The next week, you heard about Drama Club auditions.

You didn’t plan on joining. You’d never been on stage. But you’d always liked stories. Scripts. Playing someone who wasn’t caught in a web of social biology. And the flyer—elegant font, hand-penned—stirred something in you.

You went to observe, not participate. Just to watch.

You didn’t expect Louis to notice.

But as soon as you slipped into the back of the theater, sitting quietly behind a curtain, his eyes found you again. Even from across the room. Even while directing a wolf and a rabbit through a tense scene. His voice didn’t waver, but his eyes stayed on you for a beat too long.

Then, later—when you thought you’d gotten away without being spoken to—his voice cut through the auditorium.

“You.”

You flinched. Looked up.

He was at the edge of the stage, arms crossed, legs long and powerful beneath his pristine uniform.

“You’ve been watching for thirty minutes. If you’re going to sit in, you might as well make yourself useful.”

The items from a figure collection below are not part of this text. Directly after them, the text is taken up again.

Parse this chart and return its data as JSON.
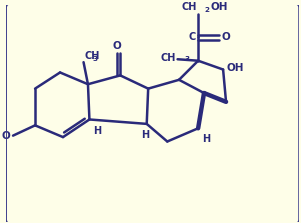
{
  "bg_color": "#FEFEE8",
  "border_color": "#3a3a8a",
  "molecule_color": "#2a2a7a",
  "lw": 1.8,
  "blw": 3.2,
  "figsize": [
    3.01,
    2.23
  ],
  "dpi": 100,
  "xlim": [
    0,
    10
  ],
  "ylim": [
    0,
    7.4
  ],
  "fs": 7.0,
  "fs_sub": 5.2
}
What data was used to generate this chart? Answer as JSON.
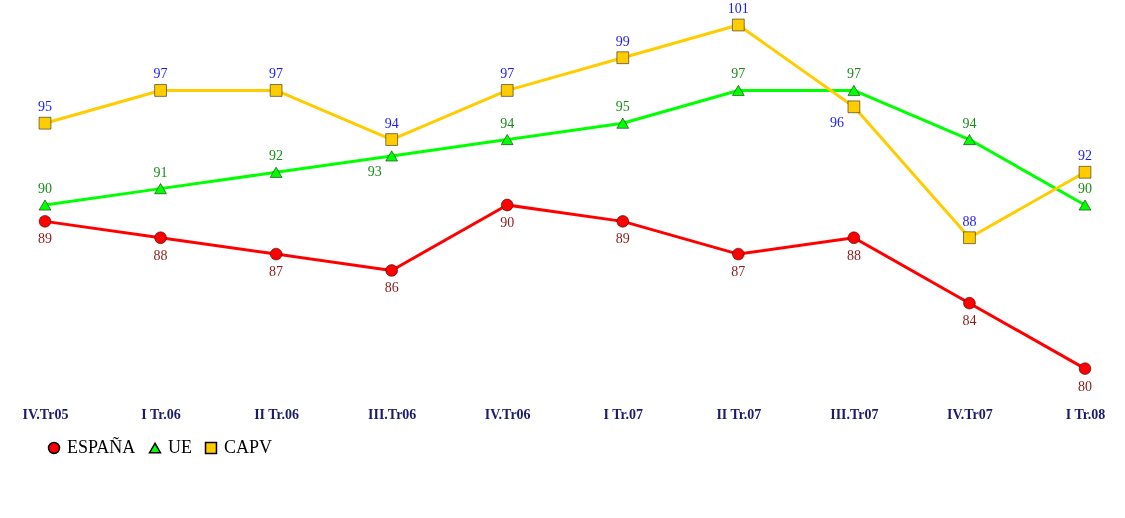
{
  "chart_data": {
    "type": "line",
    "categories": [
      "IV.Tr05",
      "I Tr.06",
      "II Tr.06",
      "III.Tr06",
      "IV.Tr06",
      "I Tr.07",
      "II Tr.07",
      "III.Tr07",
      "IV.Tr07",
      "I Tr.08"
    ],
    "series": [
      {
        "name": "ESPAÑA",
        "color": "#ff0000",
        "marker": "circle",
        "values": [
          89,
          88,
          87,
          86,
          90,
          89,
          87,
          88,
          84,
          80
        ]
      },
      {
        "name": "UE",
        "color": "#00ff00",
        "marker": "triangle",
        "values": [
          90,
          91,
          92,
          93,
          94,
          95,
          97,
          97,
          94,
          90
        ]
      },
      {
        "name": "CAPV",
        "color": "#ffcc00",
        "marker": "square",
        "values": [
          95,
          97,
          97,
          94,
          97,
          99,
          101,
          96,
          88,
          92
        ]
      }
    ],
    "data_labels": true,
    "legend": "bottom",
    "tick_labels": "x",
    "grid": false,
    "line_style": "solid"
  }
}
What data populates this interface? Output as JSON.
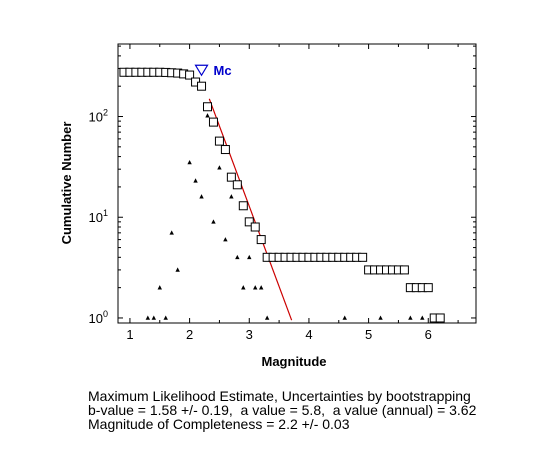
{
  "chart_data": {
    "type": "scatter",
    "xlabel": "Magnitude",
    "ylabel": "Cumulative Number",
    "xlim": [
      0.8,
      6.8
    ],
    "ylim_log10": [
      -0.05,
      2.72
    ],
    "yscale": "log",
    "grid": false,
    "x_ticks": [
      1,
      2,
      3,
      4,
      5,
      6
    ],
    "x_tick_labels": [
      "1",
      "2",
      "3",
      "4",
      "5",
      "6"
    ],
    "y_ticks": [
      1,
      10,
      100
    ],
    "y_tick_base": "10",
    "y_tick_exps": [
      "0",
      "1",
      "2"
    ],
    "colors": {
      "axes": "#000000",
      "fit_line": "#cc0000",
      "mc_marker": "#0000cc"
    },
    "cumulative": {
      "marker": "open-square",
      "x": [
        0.9,
        1.0,
        1.1,
        1.2,
        1.3,
        1.4,
        1.5,
        1.6,
        1.7,
        1.8,
        1.9,
        2.0,
        2.1,
        2.2,
        2.3,
        2.4,
        2.5,
        2.6,
        2.7,
        2.8,
        2.9,
        3.0,
        3.1,
        3.2,
        3.3,
        3.4,
        3.5,
        3.6,
        3.7,
        3.8,
        3.9,
        4.0,
        4.1,
        4.2,
        4.3,
        4.4,
        4.5,
        4.6,
        4.7,
        4.8,
        4.9,
        5.0,
        5.1,
        5.2,
        5.3,
        5.4,
        5.5,
        5.6,
        5.7,
        5.8,
        5.9,
        6.0,
        6.1,
        6.2
      ],
      "y": [
        275,
        275,
        275,
        275,
        275,
        275,
        275,
        274,
        272,
        270,
        265,
        258,
        220,
        200,
        125,
        88,
        57,
        47,
        25,
        21,
        13,
        9,
        8,
        6,
        4,
        4,
        4,
        4,
        4,
        4,
        4,
        4,
        4,
        4,
        4,
        4,
        4,
        4,
        4,
        4,
        4,
        3,
        3,
        3,
        3,
        3,
        3,
        3,
        2,
        2,
        2,
        2,
        1,
        1
      ]
    },
    "non_cumulative": {
      "marker": "small-triangle",
      "x": [
        1.3,
        1.4,
        1.5,
        1.6,
        1.7,
        1.8,
        2.0,
        2.1,
        2.2,
        2.3,
        2.4,
        2.5,
        2.6,
        2.7,
        2.8,
        2.9,
        3.0,
        3.1,
        3.2,
        3.3,
        4.6,
        5.2,
        5.7,
        5.9
      ],
      "y": [
        1,
        1,
        2,
        1,
        7,
        3,
        35,
        23,
        16,
        102,
        9,
        31,
        6,
        16,
        4,
        2,
        4,
        2,
        2,
        1,
        1,
        1,
        1,
        1
      ]
    },
    "fit_line": {
      "x": [
        2.33,
        3.71
      ],
      "y": [
        150,
        0.95
      ]
    },
    "mc_marker": {
      "x": 2.2,
      "y": 288,
      "label": "Mc"
    }
  },
  "caption": {
    "line1": "Maximum Likelihood Estimate, Uncertainties by bootstrapping",
    "line2": "b-value = 1.58 +/- 0.19,  a value = 5.8,  a value (annual) = 3.62",
    "line3": "Magnitude of Completeness = 2.2 +/- 0.03"
  }
}
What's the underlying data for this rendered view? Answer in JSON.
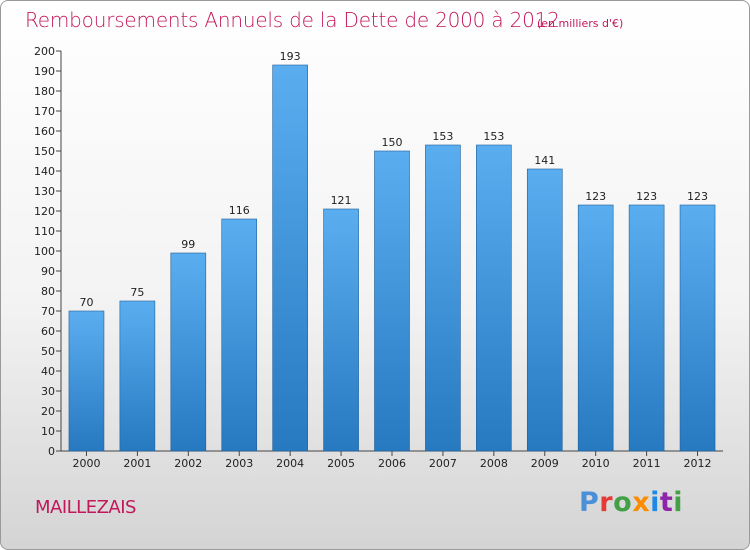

You blinked. “I—I didn’t mean to interrupt…”

“You didn’t.” His eyes narrowed slightly. “You just looked bored. Do you read stage directions?”

You swallowed. “I… I can try.”

He handed you a script without another word.

And just like that, you were in.


By the second week, you were staying after school three times a week with the Drama Club.

You weren’t acting, not yet. But you read. You marked scenes. You organized props. You fetched water. You learned lines by heart. You studied how Louis moved, how he gestured, how he stood when he was in character and how he stood when he wasn’t.

And sometimes—more than sometimes—you caught him watching you again.

Not always directly. Sometimes just a flick of his eyes in your direction when you handed him something. Sometimes a pause before he answered a question you asked.

And one night, after a particularly long rehearsal, he walked up to you while you were alone in the wings, coiling up the stage cords.

“You work like someone who doesn’t expect recognition,” he said.

You looked up at him, confused. “Is that… a bad thing?”

He tilted his head, the soft light catching in the fur at his throat. “No. But it makes me curious.”

You straightened slowly. “About what?”

His eyes didn’t move from yours. “About what you’d do if someone finally gave it to you.”

Your breath caught. You didn’t know what to say.

Luckily, he didn’t wait for an answer. He simply handed you a folded sheet of paper.

“Callbacks are Friday. I want you to read for a speaking role.”

You stared at it. “You’re serious?”

“I’m always serious,” he said.

Then he was gone.


You didn’t sleep much that night.

Not because of the script—but because of him. The way his voice dropped slightly when he spoke to you. The way his eyes lingered. The way he didn’t ask questions like others did—about what you were, what you ate, whether you leaned carnivore or herbivore.

Louis didn’t treat you like a hybrid.

He treated you like a puzzle.

And part of you—traitorous, dangerous, curious—wanted to be solved.